“I cannot begin to imagine what being trashed by a 115 foot tall wave would feel like.
You mean, as it slammed you into the ocean floor and snapped your neck like a twig? If you felt anything at all before dying, I bet pain would be involved.”
It goes like this:
You are in extraordinarily good condition both physically and mentally and have thousands of hours in the water and a team that you can trust with your life. That team is one surfer who tows you into the wave, another waterman on a second ski in case of rescue, and a spotter on the cliff- all of whom practice together on smaller days.

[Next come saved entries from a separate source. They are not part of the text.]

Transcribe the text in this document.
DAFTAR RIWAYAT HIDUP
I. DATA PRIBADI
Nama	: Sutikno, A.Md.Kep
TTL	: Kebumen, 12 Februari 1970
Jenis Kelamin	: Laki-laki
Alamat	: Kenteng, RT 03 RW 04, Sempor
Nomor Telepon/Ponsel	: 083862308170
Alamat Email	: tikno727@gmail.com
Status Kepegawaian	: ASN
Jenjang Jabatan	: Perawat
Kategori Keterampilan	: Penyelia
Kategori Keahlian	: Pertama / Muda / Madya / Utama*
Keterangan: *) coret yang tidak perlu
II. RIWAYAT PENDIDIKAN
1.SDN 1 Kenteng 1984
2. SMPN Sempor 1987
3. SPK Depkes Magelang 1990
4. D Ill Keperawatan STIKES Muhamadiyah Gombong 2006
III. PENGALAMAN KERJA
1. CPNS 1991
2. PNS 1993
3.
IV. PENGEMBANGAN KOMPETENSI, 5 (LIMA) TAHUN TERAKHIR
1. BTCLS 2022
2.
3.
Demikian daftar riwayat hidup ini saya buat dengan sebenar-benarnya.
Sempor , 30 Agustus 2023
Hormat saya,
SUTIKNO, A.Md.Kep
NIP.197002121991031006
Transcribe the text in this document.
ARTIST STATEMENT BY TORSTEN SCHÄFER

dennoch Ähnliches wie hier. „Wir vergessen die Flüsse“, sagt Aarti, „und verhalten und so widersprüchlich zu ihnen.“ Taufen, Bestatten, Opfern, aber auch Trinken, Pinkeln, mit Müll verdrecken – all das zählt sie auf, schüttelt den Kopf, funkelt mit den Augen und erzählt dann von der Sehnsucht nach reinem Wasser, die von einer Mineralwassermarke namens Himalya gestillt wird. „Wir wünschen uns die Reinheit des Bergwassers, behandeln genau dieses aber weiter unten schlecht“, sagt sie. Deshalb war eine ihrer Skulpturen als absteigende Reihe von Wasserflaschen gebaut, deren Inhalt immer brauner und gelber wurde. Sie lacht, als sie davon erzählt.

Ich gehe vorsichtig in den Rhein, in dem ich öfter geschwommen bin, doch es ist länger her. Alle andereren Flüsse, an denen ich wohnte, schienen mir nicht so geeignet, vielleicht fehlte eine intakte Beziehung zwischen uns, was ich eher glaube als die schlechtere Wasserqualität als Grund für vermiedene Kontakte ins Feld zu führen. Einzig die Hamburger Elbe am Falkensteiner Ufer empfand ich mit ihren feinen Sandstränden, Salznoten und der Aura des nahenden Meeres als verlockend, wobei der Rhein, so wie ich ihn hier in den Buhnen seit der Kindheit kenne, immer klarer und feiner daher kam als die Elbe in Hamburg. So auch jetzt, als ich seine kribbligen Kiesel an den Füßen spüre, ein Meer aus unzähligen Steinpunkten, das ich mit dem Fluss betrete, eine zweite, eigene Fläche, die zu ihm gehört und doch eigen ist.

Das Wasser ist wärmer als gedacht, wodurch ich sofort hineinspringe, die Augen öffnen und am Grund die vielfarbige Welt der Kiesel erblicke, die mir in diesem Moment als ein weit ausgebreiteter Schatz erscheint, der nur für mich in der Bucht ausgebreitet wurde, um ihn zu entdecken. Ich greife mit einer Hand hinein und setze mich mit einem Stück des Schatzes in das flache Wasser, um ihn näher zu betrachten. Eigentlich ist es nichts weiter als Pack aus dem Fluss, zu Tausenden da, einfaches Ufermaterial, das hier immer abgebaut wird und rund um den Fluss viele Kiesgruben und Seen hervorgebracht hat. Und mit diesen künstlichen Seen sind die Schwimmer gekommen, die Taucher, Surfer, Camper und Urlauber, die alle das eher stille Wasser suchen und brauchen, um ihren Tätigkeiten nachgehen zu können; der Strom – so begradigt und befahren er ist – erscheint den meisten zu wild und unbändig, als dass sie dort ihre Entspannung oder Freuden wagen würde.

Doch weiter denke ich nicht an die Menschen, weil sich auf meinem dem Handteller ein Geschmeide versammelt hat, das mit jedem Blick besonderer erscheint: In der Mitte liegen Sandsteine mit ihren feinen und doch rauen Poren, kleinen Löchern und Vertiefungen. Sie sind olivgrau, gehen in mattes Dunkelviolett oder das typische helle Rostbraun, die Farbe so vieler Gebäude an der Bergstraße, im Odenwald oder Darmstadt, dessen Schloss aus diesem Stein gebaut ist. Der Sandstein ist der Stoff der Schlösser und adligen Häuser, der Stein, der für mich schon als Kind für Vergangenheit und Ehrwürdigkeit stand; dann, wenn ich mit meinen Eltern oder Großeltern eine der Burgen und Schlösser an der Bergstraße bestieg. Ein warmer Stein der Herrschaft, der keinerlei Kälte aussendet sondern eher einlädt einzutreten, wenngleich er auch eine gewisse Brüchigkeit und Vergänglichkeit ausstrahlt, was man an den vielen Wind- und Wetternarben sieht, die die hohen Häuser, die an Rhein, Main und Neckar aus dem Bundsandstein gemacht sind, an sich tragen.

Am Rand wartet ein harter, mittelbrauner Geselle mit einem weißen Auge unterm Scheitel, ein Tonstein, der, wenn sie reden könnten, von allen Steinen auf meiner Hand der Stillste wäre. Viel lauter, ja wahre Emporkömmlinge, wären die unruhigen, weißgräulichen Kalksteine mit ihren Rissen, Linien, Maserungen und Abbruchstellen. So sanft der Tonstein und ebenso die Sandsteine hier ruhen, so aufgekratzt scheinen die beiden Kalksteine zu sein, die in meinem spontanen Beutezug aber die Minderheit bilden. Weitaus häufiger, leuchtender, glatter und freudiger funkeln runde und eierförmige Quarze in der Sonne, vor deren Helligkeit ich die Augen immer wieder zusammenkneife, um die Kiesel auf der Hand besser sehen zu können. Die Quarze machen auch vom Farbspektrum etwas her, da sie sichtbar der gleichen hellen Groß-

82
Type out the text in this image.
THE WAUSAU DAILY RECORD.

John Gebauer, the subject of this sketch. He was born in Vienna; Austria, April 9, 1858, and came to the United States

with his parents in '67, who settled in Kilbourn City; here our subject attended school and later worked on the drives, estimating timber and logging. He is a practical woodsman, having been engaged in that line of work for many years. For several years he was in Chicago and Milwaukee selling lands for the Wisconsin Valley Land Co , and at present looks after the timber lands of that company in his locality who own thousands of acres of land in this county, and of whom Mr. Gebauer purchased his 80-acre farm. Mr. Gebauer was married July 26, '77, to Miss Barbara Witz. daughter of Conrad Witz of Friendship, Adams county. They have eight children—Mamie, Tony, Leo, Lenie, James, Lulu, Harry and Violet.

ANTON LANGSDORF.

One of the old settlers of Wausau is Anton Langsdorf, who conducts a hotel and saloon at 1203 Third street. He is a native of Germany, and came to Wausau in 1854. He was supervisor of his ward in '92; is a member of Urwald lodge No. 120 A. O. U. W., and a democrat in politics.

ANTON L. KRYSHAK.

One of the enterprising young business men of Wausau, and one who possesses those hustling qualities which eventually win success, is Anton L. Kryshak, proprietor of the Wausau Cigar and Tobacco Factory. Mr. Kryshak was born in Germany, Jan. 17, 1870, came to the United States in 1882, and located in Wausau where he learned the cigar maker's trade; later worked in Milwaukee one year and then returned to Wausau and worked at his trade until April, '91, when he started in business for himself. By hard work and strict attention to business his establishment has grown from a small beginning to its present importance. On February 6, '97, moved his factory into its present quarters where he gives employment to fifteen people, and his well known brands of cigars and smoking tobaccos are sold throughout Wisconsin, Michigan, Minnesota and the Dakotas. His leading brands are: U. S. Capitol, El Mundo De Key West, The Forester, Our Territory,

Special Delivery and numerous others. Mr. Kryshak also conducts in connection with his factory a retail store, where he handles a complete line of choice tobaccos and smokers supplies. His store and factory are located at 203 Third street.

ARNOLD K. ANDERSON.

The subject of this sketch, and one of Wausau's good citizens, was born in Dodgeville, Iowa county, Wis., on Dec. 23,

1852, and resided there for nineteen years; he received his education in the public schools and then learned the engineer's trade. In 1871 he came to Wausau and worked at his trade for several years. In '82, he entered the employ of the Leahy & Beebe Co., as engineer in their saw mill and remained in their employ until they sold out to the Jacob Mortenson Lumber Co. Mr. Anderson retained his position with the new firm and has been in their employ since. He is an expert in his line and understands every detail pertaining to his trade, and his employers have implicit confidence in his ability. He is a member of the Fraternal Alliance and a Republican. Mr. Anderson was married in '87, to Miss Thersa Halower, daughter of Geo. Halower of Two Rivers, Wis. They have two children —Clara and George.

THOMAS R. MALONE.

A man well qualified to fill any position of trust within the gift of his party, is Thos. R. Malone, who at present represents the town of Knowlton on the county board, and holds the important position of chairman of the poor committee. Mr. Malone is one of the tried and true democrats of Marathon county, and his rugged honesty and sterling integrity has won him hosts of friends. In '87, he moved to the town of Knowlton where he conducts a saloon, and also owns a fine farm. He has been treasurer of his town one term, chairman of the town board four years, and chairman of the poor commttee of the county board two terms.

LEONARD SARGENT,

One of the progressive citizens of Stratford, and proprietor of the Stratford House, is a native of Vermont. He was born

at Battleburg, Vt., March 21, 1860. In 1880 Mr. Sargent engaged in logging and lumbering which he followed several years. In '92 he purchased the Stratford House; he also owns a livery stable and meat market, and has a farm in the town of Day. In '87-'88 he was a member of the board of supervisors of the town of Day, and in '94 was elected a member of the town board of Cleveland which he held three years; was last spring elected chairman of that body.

A big day finally comes, everything is good to go, water is cold, you get towed into the wave and let go of the rope at about 30 mph. The wave is getting steeper so gravity pulls you faster, hopefully fast enough to not get clobbered by the lip, which is very thick and is falling in your direction fast. Also you contend with wind that is slowing you down and chunks of chop that want to chuck you off. If you make it you’ll never look at things the same. If you don’t make it, you’ll probably skip down the face a few bounces, get sucked up the wave’s face into the lip and launched over the falls, drilled through the ocean surface into the deep, dark place where people can’t breathe. Hopefully you don’t get held down too long. If you are wearing a survival suit and air tank (cumbersome and heavy in addition to the wetsuit) and are able to deploy one or both that’s good, but in either case you still need figure out which way to go to reach the surface (remember it’s dark and churned up down there), get to the surface, clear some foam away and hopefully get a breath before the next one drives you down again for another blind and speedy underwater tour. Hopefully you haven’t been hit by your board or tied up by your leash or smashed onto the local geological features so far. If you’re lucky you can catch some breaths and your rescue man finds you or before the rip current pulls you straight back out there to get hammered again. This experience you will never forget. You may or may not go again but you will look at things differently.
Some people need that kind of rush to have fun, but hey, if your jam is surfing waist high Waikiki that’s good too.
Thank you. What a great, detailed post.
A comment on FR's surfing-related posts:
For some reason I wound up knowing several people whose lives were dominated by surfing and bodysurfing. I just learned that one of them is named in Wikipedia's entry on bodysurfing. None of these people bore the slightest resemblance to idiot Jeff Spicoli in "Fast Times at Ridgemont High." None of them said "Gnarly, dude!" None of them were stupid, and one was certainly a genius, able to talk at length about Schopenhauer before shifting to fluid dynamics. I bring this up because over the years I developed respect for surfers. Most seemed to have their lives together, and not just their social lives. In my opinion, surfers have a reputation they don't deserve.